Williams and Hugo met in the seventh grade and appear together in the alternative hip-hop trio N.E.R.D. along with Shay Haley. In recent years Williams, a 13-time Grammy winner, has produced without Hugo (two Grammys), churning out hits for other artists such as Daft Punk, Kendrick Lamar, Ed Sheeran, Ariana Grande, Migos, Beyoncé and Jay-Z. Williams also found major success with his own music, even earning an Oscar nomination for the smash “Happy,” one of the top songs of the decade.
If inducted, Outkast and Williams — who also raps and sings — could join the elite group of hip-hop players in the Songwriters Hall: Jay-Z, Jermaine Dupri and Missy Elliott joined the organization in 2017, 2018 and 2019, respectively.

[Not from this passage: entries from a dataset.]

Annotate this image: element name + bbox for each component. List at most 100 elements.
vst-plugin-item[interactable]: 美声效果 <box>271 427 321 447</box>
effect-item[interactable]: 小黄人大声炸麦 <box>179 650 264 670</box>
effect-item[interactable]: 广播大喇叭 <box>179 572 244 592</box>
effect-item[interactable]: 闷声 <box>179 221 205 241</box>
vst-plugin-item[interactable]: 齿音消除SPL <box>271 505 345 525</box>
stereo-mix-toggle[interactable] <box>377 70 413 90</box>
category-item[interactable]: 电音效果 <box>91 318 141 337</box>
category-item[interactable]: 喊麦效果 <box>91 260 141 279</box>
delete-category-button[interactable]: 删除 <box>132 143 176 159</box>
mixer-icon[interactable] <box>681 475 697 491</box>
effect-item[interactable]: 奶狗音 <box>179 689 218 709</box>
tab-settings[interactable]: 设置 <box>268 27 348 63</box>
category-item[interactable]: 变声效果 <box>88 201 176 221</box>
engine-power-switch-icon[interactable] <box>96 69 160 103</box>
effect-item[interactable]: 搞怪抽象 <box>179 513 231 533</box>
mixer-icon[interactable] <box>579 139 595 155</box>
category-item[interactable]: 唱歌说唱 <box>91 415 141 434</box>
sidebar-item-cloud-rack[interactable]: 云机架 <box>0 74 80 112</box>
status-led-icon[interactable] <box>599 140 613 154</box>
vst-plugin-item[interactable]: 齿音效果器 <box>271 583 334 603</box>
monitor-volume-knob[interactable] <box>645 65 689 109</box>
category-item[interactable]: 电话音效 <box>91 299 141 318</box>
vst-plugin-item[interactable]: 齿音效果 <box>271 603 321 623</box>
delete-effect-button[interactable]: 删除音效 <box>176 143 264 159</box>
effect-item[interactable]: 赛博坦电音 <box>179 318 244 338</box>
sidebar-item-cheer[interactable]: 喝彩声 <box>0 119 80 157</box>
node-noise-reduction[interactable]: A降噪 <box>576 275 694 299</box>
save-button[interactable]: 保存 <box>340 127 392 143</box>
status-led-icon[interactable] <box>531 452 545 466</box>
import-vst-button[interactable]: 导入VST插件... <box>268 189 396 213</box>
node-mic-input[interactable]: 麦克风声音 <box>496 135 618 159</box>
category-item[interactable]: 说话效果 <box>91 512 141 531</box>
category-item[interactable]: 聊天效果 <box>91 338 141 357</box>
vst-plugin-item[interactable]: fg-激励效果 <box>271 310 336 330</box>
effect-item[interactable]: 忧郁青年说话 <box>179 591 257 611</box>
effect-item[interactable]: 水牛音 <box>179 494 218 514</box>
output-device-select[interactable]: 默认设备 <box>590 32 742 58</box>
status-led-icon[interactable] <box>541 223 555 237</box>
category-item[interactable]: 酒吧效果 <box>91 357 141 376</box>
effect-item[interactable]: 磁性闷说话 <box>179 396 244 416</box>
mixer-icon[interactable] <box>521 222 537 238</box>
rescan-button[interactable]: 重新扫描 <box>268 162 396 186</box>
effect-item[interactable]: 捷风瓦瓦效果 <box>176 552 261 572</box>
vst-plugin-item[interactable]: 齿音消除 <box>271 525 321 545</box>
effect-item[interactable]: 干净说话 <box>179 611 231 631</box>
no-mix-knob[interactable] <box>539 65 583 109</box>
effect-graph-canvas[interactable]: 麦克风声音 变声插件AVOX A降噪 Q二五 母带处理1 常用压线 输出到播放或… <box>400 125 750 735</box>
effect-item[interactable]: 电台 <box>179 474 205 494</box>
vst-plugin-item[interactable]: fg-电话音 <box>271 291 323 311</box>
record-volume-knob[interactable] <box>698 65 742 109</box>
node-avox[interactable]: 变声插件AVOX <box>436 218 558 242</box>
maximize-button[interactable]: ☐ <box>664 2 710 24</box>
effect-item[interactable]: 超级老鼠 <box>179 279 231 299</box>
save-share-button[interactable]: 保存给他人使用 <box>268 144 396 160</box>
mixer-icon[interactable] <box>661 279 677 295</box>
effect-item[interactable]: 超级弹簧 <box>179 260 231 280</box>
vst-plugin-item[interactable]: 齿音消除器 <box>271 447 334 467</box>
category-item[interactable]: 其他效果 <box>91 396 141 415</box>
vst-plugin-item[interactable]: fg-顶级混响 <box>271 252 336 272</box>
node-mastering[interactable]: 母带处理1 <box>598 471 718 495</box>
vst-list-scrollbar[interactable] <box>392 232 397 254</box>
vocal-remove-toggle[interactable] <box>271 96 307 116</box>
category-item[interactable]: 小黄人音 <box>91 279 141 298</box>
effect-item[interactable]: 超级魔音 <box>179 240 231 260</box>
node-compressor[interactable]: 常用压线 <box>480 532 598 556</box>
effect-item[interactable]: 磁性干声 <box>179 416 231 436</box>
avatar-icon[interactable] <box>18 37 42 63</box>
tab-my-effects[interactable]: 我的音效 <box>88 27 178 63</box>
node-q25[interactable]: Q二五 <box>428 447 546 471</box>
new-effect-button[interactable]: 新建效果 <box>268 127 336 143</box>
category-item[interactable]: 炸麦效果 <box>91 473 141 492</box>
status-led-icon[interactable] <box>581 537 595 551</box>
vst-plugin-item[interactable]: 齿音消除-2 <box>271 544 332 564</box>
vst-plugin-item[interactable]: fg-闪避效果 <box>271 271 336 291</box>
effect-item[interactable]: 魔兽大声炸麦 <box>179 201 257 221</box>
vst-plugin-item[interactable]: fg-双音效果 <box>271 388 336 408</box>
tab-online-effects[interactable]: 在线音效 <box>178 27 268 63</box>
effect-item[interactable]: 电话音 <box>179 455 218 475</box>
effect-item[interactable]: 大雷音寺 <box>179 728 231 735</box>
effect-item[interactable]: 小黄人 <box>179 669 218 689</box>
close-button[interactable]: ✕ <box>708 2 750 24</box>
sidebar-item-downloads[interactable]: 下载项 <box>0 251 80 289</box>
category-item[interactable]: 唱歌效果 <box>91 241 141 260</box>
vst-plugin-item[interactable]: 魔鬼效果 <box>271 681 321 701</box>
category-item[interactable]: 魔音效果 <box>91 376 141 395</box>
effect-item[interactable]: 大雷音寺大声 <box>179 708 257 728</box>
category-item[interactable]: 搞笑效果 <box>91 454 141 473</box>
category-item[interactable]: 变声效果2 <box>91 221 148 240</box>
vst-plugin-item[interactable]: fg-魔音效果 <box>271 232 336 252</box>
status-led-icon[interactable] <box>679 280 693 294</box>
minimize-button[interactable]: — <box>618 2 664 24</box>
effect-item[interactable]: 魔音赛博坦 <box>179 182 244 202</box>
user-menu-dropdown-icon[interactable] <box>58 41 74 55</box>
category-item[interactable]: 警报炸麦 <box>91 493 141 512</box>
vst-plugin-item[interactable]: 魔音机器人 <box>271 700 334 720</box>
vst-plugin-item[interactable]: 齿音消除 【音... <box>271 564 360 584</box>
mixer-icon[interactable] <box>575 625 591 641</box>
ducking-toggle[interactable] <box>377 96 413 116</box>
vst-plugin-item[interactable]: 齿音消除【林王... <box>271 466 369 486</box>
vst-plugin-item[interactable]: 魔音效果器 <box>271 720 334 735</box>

Outkast emerged from the Atlanta rap scene in the mid-90s, marking both commercial and critical success with the albums “Southernplayalisticadillacmuzik,” ’'ATLiens,” ’'Aquemini” and “Stankonia,” as the Southern hip-hop movement thrived. Andre 3000 and Big Boi’s fifth release, 2003’s double album “Speakerboxxx/The Love Below,” propelled them to pop star icon status, thanks to the inescapable hit “Hey Ya!” The album, which blended sounds of jazz and rock with hip-hop, became the second rap-based album to win the Grammy for album of the year, following Lauryn Hill’s win for “The Miseducation of Lauryn Hill” at the 1999 show. A rap album hasn’t won the top Grammy prize since Outkast’s win, though hip-hop heavyweights like Jay-Z, Kendrick Lamar, Eminem, Kanye West, Drake and Lil Wayne have competed for the honor.

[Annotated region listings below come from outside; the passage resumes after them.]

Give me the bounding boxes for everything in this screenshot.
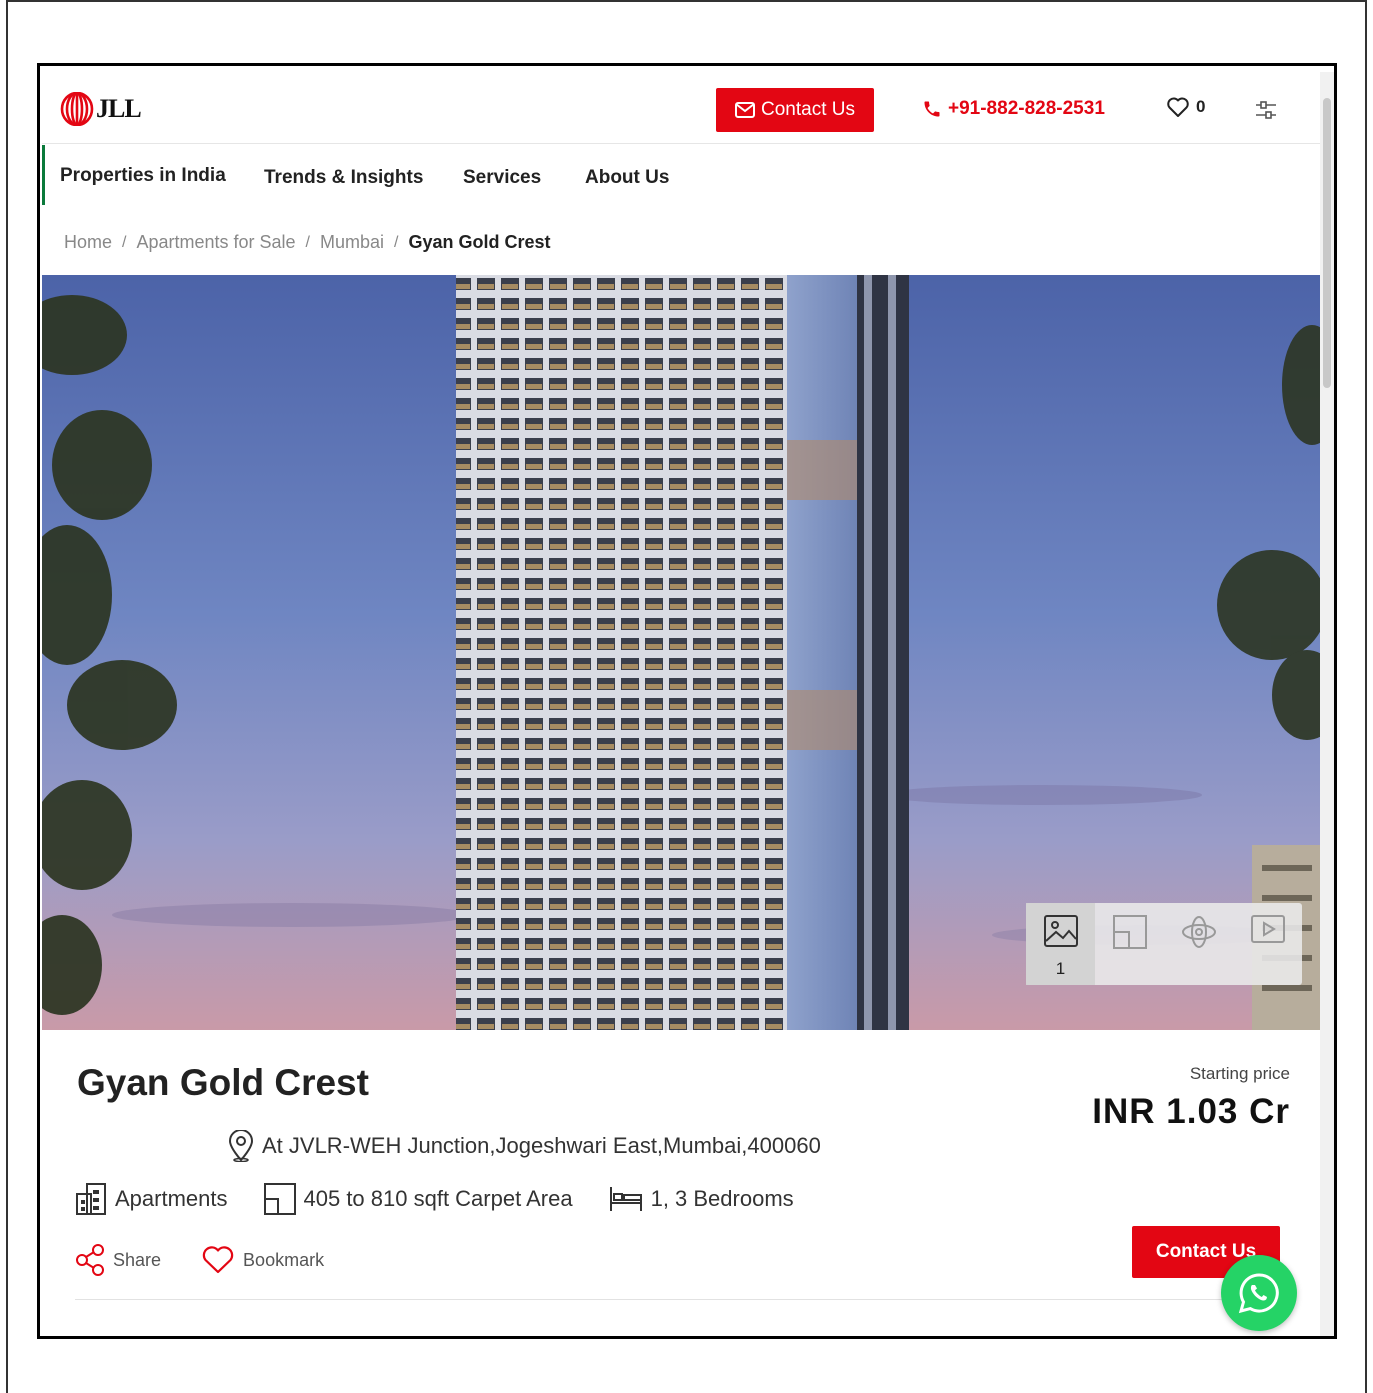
nav-properties-in-india[interactable]: Properties in India: [60, 165, 226, 187]
page-scrollbar[interactable]: [1320, 72, 1334, 1336]
section-divider: [75, 1299, 1290, 1300]
compare-filter-button[interactable]: [1254, 98, 1278, 127]
breadcrumb-apartments[interactable]: Apartments for Sale: [136, 232, 295, 253]
logo-text: JLL: [96, 94, 142, 123]
browser-viewport: JLL Contact Us +91-882-828-2531 0 Proper…: [37, 63, 1337, 1339]
location-pin-icon: [228, 1130, 254, 1162]
floor-plan-icon: [1112, 915, 1147, 949]
360-view-icon: [1181, 916, 1216, 948]
contact-us-button[interactable]: Contact Us: [716, 88, 874, 132]
media-tab-images[interactable]: 1: [1026, 903, 1095, 985]
phone-icon: [924, 101, 940, 117]
breadcrumb-home[interactable]: Home: [64, 232, 112, 253]
property-features: Apartments 405 to 810 sqft Carpet Area 1…: [75, 1182, 830, 1216]
breadcrumb: Home / Apartments for Sale / Mumbai / Gy…: [64, 232, 551, 253]
sliders-icon: [1256, 101, 1276, 119]
nav-about-us[interactable]: About Us: [585, 167, 669, 189]
nav-services[interactable]: Services: [463, 167, 541, 189]
carpet-area-icon: [263, 1183, 296, 1215]
property-bedrooms: 1, 3 Bedrooms: [650, 1186, 794, 1211]
breadcrumb-current: Gyan Gold Crest: [408, 232, 551, 252]
media-tabs: 1: [1026, 903, 1302, 985]
feature-area: 405 to 810 sqft Carpet Area: [263, 1183, 573, 1215]
heart-icon: [1167, 97, 1189, 117]
breadcrumb-separator: /: [394, 233, 399, 251]
bookmark-label: Bookmark: [243, 1249, 325, 1270]
property-area: 405 to 810 sqft Carpet Area: [303, 1186, 573, 1211]
feature-bedrooms: 1, 3 Bedrooms: [609, 1185, 794, 1213]
wishlist-count: 0: [1196, 97, 1206, 116]
breadcrumb-mumbai[interactable]: Mumbai: [320, 232, 384, 253]
property-type: Apartments: [115, 1186, 228, 1211]
property-address: At JVLR-WEH Junction,Jogeshwari East,Mum…: [228, 1130, 821, 1162]
feature-type: Apartments: [75, 1182, 228, 1216]
phone-link[interactable]: +91-882-828-2531: [922, 98, 1105, 120]
media-tab-360-view[interactable]: [1164, 903, 1233, 985]
breadcrumb-separator: /: [122, 233, 127, 251]
property-title: Gyan Gold Crest: [77, 1062, 369, 1103]
property-gallery[interactable]: 1: [42, 275, 1322, 1030]
site-header: JLL Contact Us +91-882-828-2531 0: [42, 72, 1322, 144]
contact-us-label: Contact Us: [761, 99, 855, 120]
mail-icon: [735, 102, 755, 118]
nav-accent: [42, 145, 45, 205]
address-text: At JVLR-WEH Junction,Jogeshwari East,Mum…: [262, 1133, 821, 1158]
share-label: Share: [113, 1249, 162, 1270]
bookmark-heart-icon: [202, 1246, 234, 1274]
property-price: INR 1.03 Cr: [1092, 1092, 1290, 1131]
share-icon: [76, 1244, 104, 1276]
image-icon: [1043, 915, 1078, 947]
nav-trends-insights[interactable]: Trends & Insights: [264, 167, 423, 189]
property-actions: Share Bookmark: [75, 1244, 364, 1276]
image-count: 1: [1055, 959, 1066, 978]
building-icon: [76, 1183, 106, 1215]
breadcrumb-separator: /: [305, 233, 310, 251]
price-label: Starting price: [1189, 1064, 1290, 1083]
wishlist[interactable]: 0: [1166, 96, 1205, 118]
whatsapp-icon: [1238, 1273, 1279, 1314]
scrollbar-thumb[interactable]: [1323, 98, 1331, 388]
whatsapp-chat-button[interactable]: [1221, 1255, 1297, 1331]
media-tab-floor-plan[interactable]: [1095, 903, 1164, 985]
video-icon: [1250, 915, 1285, 943]
page: JLL Contact Us +91-882-828-2531 0 Proper…: [42, 72, 1322, 1336]
media-tab-video[interactable]: [1233, 903, 1302, 985]
jll-logo-icon: [60, 92, 94, 126]
bed-icon: [609, 1187, 642, 1211]
main-nav: Properties in India Trends & Insights Se…: [42, 145, 1322, 215]
share-button[interactable]: Share: [75, 1244, 161, 1276]
jll-logo[interactable]: JLL: [60, 92, 142, 126]
phone-number: +91-882-828-2531: [948, 98, 1105, 119]
bookmark-button[interactable]: Bookmark: [201, 1245, 324, 1275]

R.E.M. shook up the music world with its experimental, edgy sound and then earned multiplatinum success and a place in the Rock and Roll Hall of Fame. The group got its start in Athens, Georgia, coming out of the region’s flourishing indie-rock scene. The band was credited for helping launch college radio with songs such as “Radio Free Europe.” And later the mainstream caught on, and R.E.M. became chart-topping rockers, selling millions of albums with hits like “It’s the End of the World as We Know It (And I Feel Fine),” ’'Losing My Religion” and “Everybody Hurts.” Michael Stipe, Peter Buck and Mike Mills announced in 2011 that the band was done. R.E.M.'s original lineup included Bill Berry, who left the group in 1997, two years after he suffered symptoms of an aneurysm onstage, though he guest-performed with the band throughout the 2000s. All four members are nominated for the Songwriters Hall.